The standouts in the book are "A Ball Rolls on a Point" and "Least Action," both of which highlight Ryan's regard for objects and the running record and augury they provide of human passage, "As though what is is /right already but /askew." What we are in the habit of calling experience is for her almost a side effect of (or can be dramatized by) the layout of buildings, furniture, bodies, and vehicles. The contingencies this point of view illuminates, the unexpected correspondences with the mechanics of the inner life, are often weird and a little frightening, and keep Ryan on the edges of domestic, social writing in a way that is responsible for much of her originality. You might suppose that an art that keeps out other individuals would dry out and recede emotionally, but it hasn't (at least not yet). Like a lighthouse, as she says, "It is intimate /and remote both /for the keeper /and those afloat."

On top of everything else there is the humbling fact of how much she does with how little, and if you are in the habit, as I am, of telling yourself things like, "If I only lived somewhere more interesting, or ran with a more exciting crowd, or knew Sumerian," then Ryan's poems are a reminder to put one's head down and concentrate. Life's in front of your nose.

D.H. Tracy's poetry and criticism appear widely. He lives in Illinois.

© 2007 by D. H. Tracy. All rights reserved.

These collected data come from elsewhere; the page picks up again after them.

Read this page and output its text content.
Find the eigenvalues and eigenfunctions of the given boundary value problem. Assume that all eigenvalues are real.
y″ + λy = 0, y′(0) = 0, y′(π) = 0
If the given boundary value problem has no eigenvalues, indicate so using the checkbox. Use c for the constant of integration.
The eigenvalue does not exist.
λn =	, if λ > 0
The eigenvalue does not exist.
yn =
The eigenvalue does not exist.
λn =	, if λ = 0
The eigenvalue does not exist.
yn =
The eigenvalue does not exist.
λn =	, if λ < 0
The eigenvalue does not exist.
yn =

Hoops, by Major Jackson.W.W. Norton. $23.95.

by Brian Phillips

There's a wonderfully surprising passage midway through Hoops, the second collection by the poet Major Jackson, where the speaker's fourth-grade teacher, struggling to remember the names of her black students ("Tarik, Shanequa, Amari, Aisha"), decides to rename them after French painters: "Tee-tee / was Braque, and Stacy James was Fragonard, / and I, Eduard Charlemont." A few days later, the boy summons the nerve to correct her: Eduard Charlemont, he tells her, was an Austrian painter. The North Philadelphia schoolboy knows more than his teacher about European art. As well he might: he has visited the Philadelphia Museum, where Charlemont's 1878 painting The Moorish Chief hangs, and been struck by the painting of the "black chief in a palace."

What I like about this passage, and about Jackson's book in general, is the confidence with which it merges its inner-city black American milieu with a high-art aesthetic tradition that connects it naturally to the tradition of the English lyric. Jackson writes as well about basketball as any poet I have read, but is just as comfortable musing on Auden's stanza form from the "Letter to Lord Byron" in his own letter to Gwendolyn Brooks. This is just as it should be, of course, but too few writers have attempted anything like it. At its best--in passages of "Urban Renewal," in "Moose," in sections of the "Letter to Brooks"--this can be revelatory. Elsewhere, there are lapses, and they aren't trivial; Jackson's descriptions of neighborhood life can slip into the sentimental ("spills from a suitcase of hurt"), the writing is frequently uneven, and some of the longer poems seem animated more by a desire to say something important than by having something important to say. But if it's hard to recommend Hoops unreservedly, I still hope Jackson will continue in this vein; I'd like to see where it takes him.

Brian Phillips is a regular reviewer for Poetry magazine.